Lodi, 25 aprile 2026
(Annalisa Andreini) Quattro semplici ingredienti e una ricetta tramandata nel tempo, quella della tortionata (marchio registrato della pasticceria DolceMeta).
È un dolce secco, friabile e rustico, molto ricco di burro e mandorle (non pelate), simile alla sbrisolona ma dalla forma più compatta, piatta, circolare e meno sbriciolata (e non contiene neppure farina di mais).
Una ricetta molto semplice, che diventa un rituale: alle mandorle tritate in modo grossolano si aggiungono farina, burro ammorbidito, zucchero e un pizzico di sale.
Stendere con le mani l’impasto ottenuto in uno stampo, imburrato e infarinato, livellandolo con i polpastrelli.
E poi ecco il tocco speciale di questa torta caratteristica: delle righe circolari al bordo esterno e trasversali verso l’interno, realizzate con i rebbi della forchetta, come recita la tradizione, per richiamare i segni dei mezzi nei terreni agricoli.
La sua peculiarità è che non si taglia ma si spezza con le mani e così viene solitamente servita, dopo averla scartata dalla sua carta marrone.
È una ricetta, dal marchio depositato presso una nota pasticceria lodigiana( Dolce Meta in viale Pavia), che affonda la sue radici nel 1885 e tutt’oggi è prodotta con successo, come simbolo della città e del territorio.
La sua origine è legata al pasticcere Carlo Tacchinardi che, nell’Ottocento, aveva barattato delle mandorle da un mercante, che le aveva decantate come baci di fate portatrici di fortuna e prosperità.

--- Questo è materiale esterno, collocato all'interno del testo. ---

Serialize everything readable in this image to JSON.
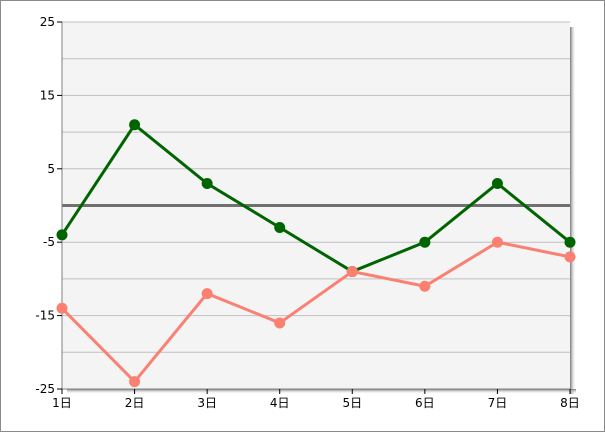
{
  "chart_data": {
    "type": "line",
    "title": "",
    "xlabel": "",
    "ylabel": "",
    "categories": [
      "1日",
      "2日",
      "3日",
      "4日",
      "5日",
      "6日",
      "7日",
      "8日"
    ],
    "ylim": [
      -25,
      25
    ],
    "y_ticks": [
      "25",
      "15",
      "5",
      "-5",
      "-15",
      "-25"
    ],
    "grid": true,
    "grid_step": 5,
    "zero_line": true,
    "series": [
      {
        "color": "#006400",
        "values": [
          -4,
          11,
          3,
          -3,
          -9,
          -5,
          3,
          -5
        ]
      },
      {
        "color": "#FA8072",
        "values": [
          -14,
          -24,
          -12,
          -16,
          -9,
          -11,
          -5,
          -7
        ]
      }
    ],
    "plot_background": "#F4F4F4",
    "grid_color": "#C0C0C0",
    "zero_line_color": "#707070"
  }
}
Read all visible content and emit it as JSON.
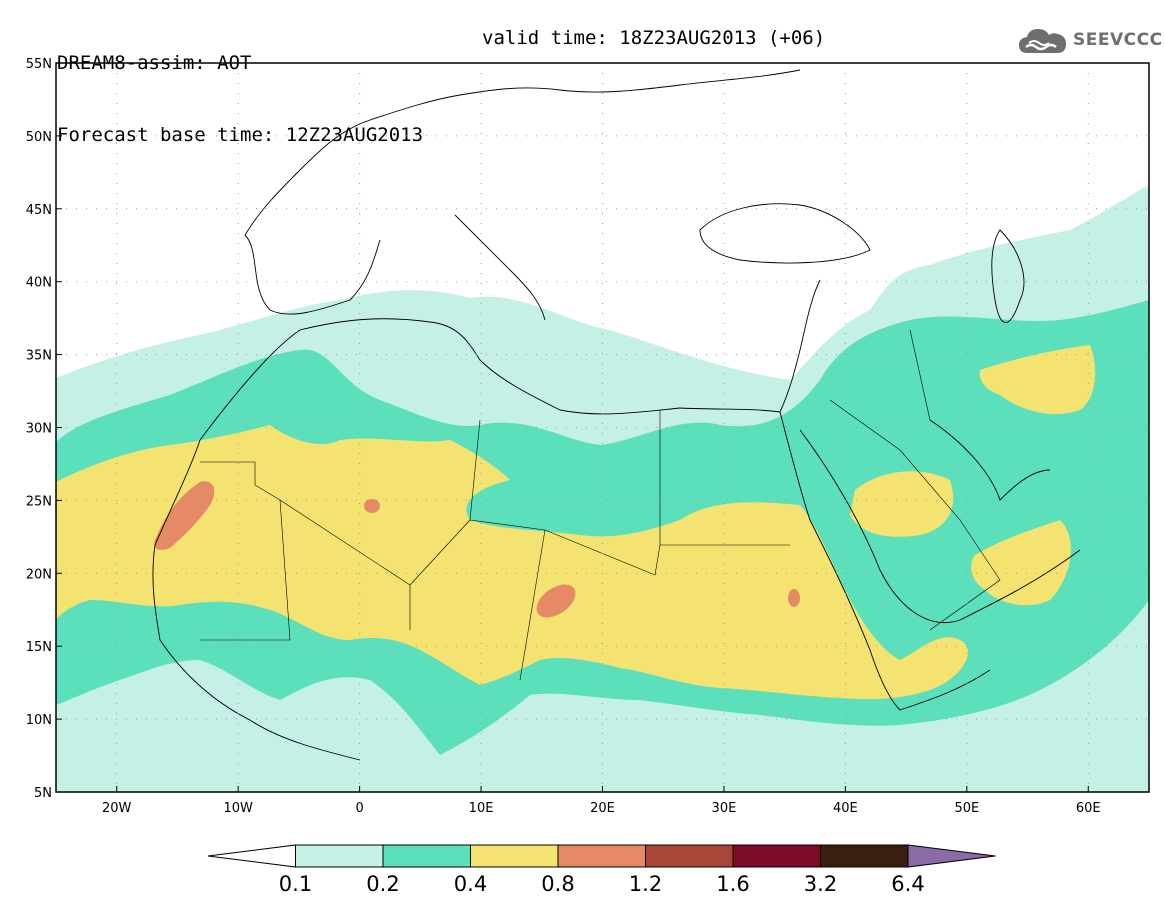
{
  "header": {
    "model_line": "DREAM8-assim: AOT",
    "base_time_line": "Forecast base time: 12Z23AUG2013",
    "valid_time_line": "valid time: 18Z23AUG2013 (+06)"
  },
  "logo": {
    "text": "SEEVCCC",
    "icon": "cloud-icon"
  },
  "map": {
    "region": "North Africa, Mediterranean, Middle East",
    "lon_range": [
      -25,
      65
    ],
    "lat_range": [
      5,
      55
    ],
    "lat_ticks": [
      "55N",
      "50N",
      "45N",
      "40N",
      "35N",
      "30N",
      "25N",
      "20N",
      "15N",
      "10N",
      "5N"
    ],
    "lon_ticks": [
      "20W",
      "10W",
      "0",
      "10E",
      "20E",
      "30E",
      "40E",
      "50E",
      "60E"
    ],
    "grid": "dotted"
  },
  "colorbar": {
    "labels": [
      "0.1",
      "0.2",
      "0.4",
      "0.8",
      "1.2",
      "1.6",
      "3.2",
      "6.4"
    ],
    "colors": [
      "#ffffff",
      "#c4f0e6",
      "#5cdfbb",
      "#f5e371",
      "#e68a66",
      "#a84639",
      "#7c0c27",
      "#3b2012",
      "#8c6aa6"
    ]
  },
  "colors": {
    "level1": "#c4f0e6",
    "level2": "#5cdfbb",
    "level3": "#f5e371",
    "level4": "#e68a66"
  }
}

E, da qui, l’idea di utilizzarle nella preparazione di un dolce, che era considerato di buon auspicio per chi lo regalava o lo riceveva.
Leggenda vuole che, quando compare la notte, le fate danzino in mezzo alla tortoniata tessendo i fili della fortuna.
È una torta perfetta per ogni momento della giornata, dalla colazione alla merenda fino a un elegante dessert dopo pranzo o dopo cena, in accompagnamento al mascarpone, al gelato o a una confettura.
Al fianco un calice di vino dolce ma anche una bollicina oppure una tazza di buon tè.